The aggregate exposure: $5.8 billion
To calculate the potential overall exposure, webXray took the six CCPA enforcement actions where non-compliance with the opt-out was explicitly cited as the reason: Sephora ($1.2M, 2022), Healthline Media ($1.55M, 2025), Tractor Supply ($1.35M, 2025), PlayOn Sports ($1.1M, 2026), Ford ($375,703, 2026) and Disney ($2.75M, 2026). The resulting average fine is $1,387,617. Multiplying this figure by the 4,170 sites that set advertising cookies despite the opt-out yields an estimated aggregate exposure of $5.8 billion.
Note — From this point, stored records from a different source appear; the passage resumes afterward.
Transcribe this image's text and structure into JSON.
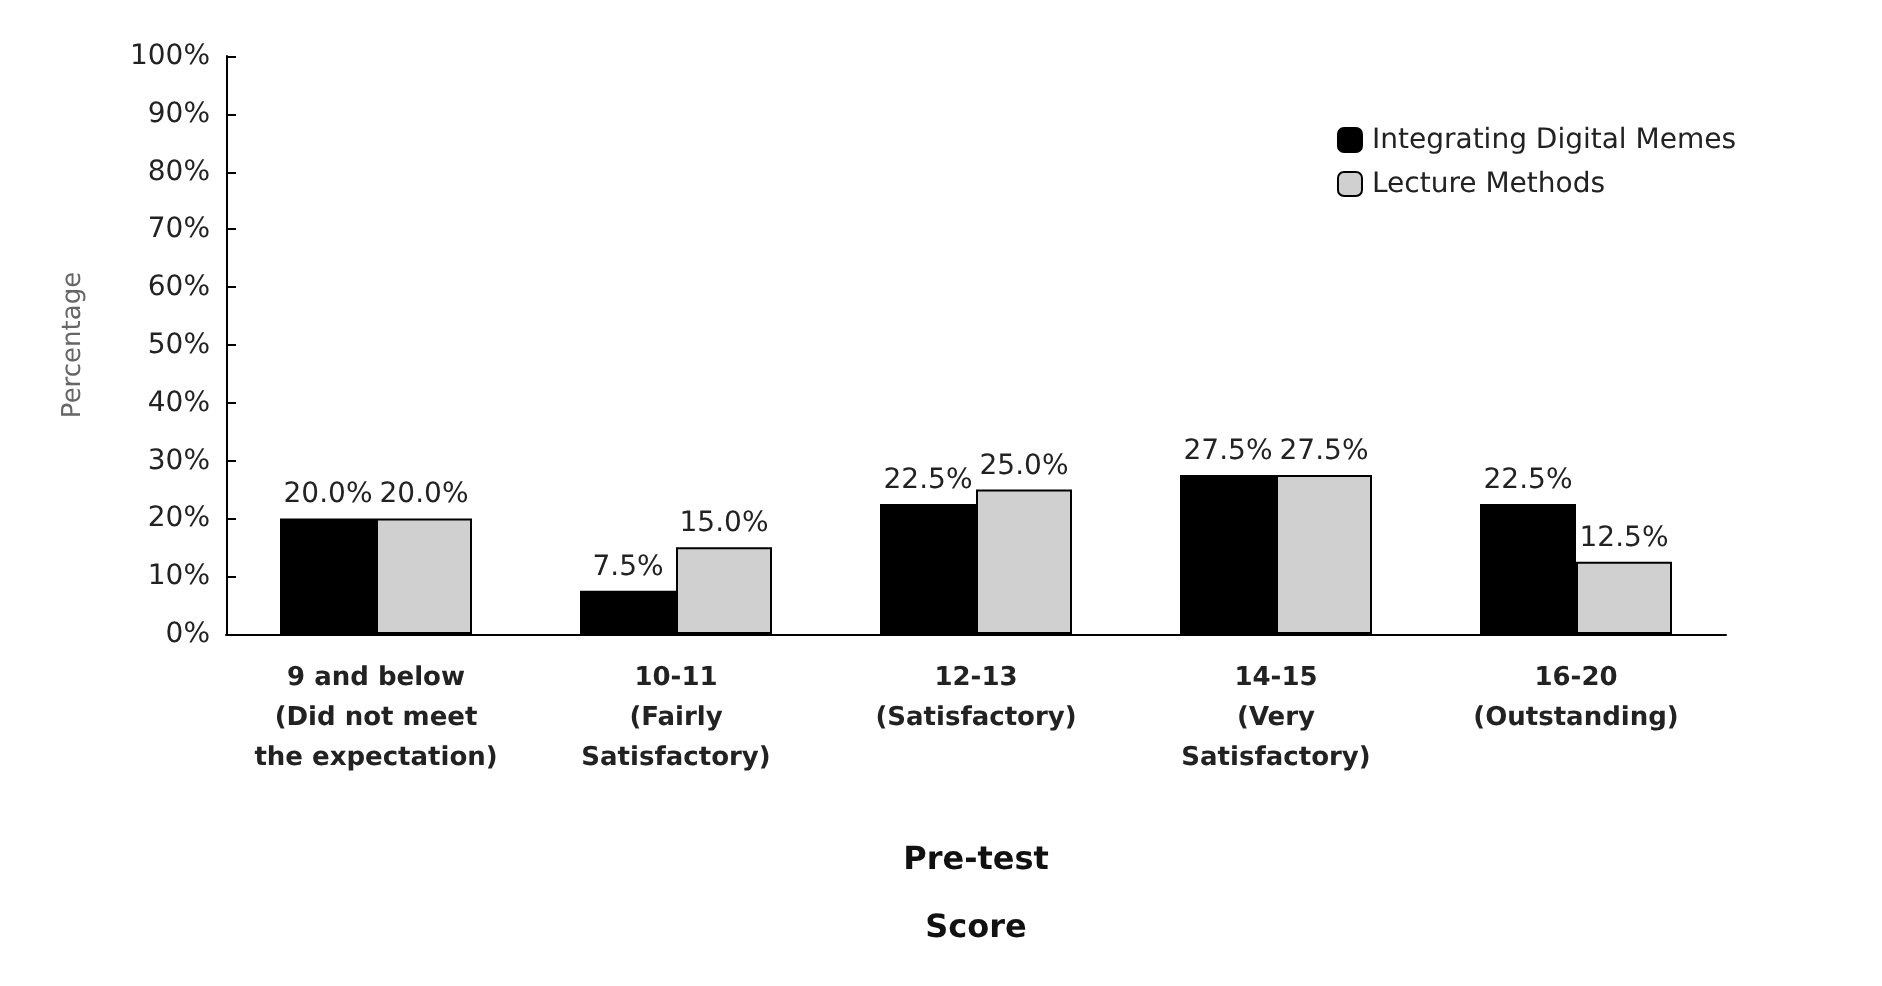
{
  "chart_data": {
    "type": "bar",
    "xlabel": "Pre-test\nScore",
    "ylabel": "Percentage",
    "categories": [
      "9 and below\n(Did not meet\nthe expectation)",
      "10-11\n(Fairly\nSatisfactory)",
      "12-13\n(Satisfactory)",
      "14-15\n(Very\nSatisfactory)",
      "16-20\n(Outstanding)"
    ],
    "series": [
      {
        "name": "Integrating Digital Memes",
        "color": "#000000",
        "values": [
          20,
          7.5,
          22.5,
          27.5,
          22.5
        ],
        "value_labels": [
          "20.0%",
          "7.5%",
          "22.5%",
          "27.5%",
          "22.5%"
        ]
      },
      {
        "name": "Lecture Methods",
        "color": "#d0d0d0",
        "values": [
          20,
          15,
          25,
          27.5,
          12.5
        ],
        "value_labels": [
          "20.0%",
          "15.0%",
          "25.0%",
          "27.5%",
          "12.5%"
        ]
      }
    ],
    "ylim": [
      0,
      100
    ],
    "yticks": [
      {
        "value": 0,
        "label": "0%"
      },
      {
        "value": 10,
        "label": "10%"
      },
      {
        "value": 20,
        "label": "20%"
      },
      {
        "value": 30,
        "label": "30%"
      },
      {
        "value": 40,
        "label": "40%"
      },
      {
        "value": 50,
        "label": "50%"
      },
      {
        "value": 60,
        "label": "60%"
      },
      {
        "value": 70,
        "label": "70%"
      },
      {
        "value": 80,
        "label": "80%"
      },
      {
        "value": 90,
        "label": "90%"
      },
      {
        "value": 100,
        "label": "100%"
      }
    ],
    "grid": false,
    "legend": "top right"
  }
}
CCPA penalties for intentional violations can reach $7,500, making the estimate conservative should regulators decide to qualify the conduct of the three companies as deliberate.
Since January 1, 2026, new CCPA rules have gone into effect, requiring companies to conduct mandatory cybersecurity audits, privacy risk assessments, and specific rules for automated decision-making systems. A regulatory context that has already produced concrete effects: in the first months of the year alone, CalPrivacy has initiated three major sanction proceedings. webXray finally specifies that the Californian audit is the first in a series of global audits: the next will target jurisdictions with even stricter privacy laws than the CCPA.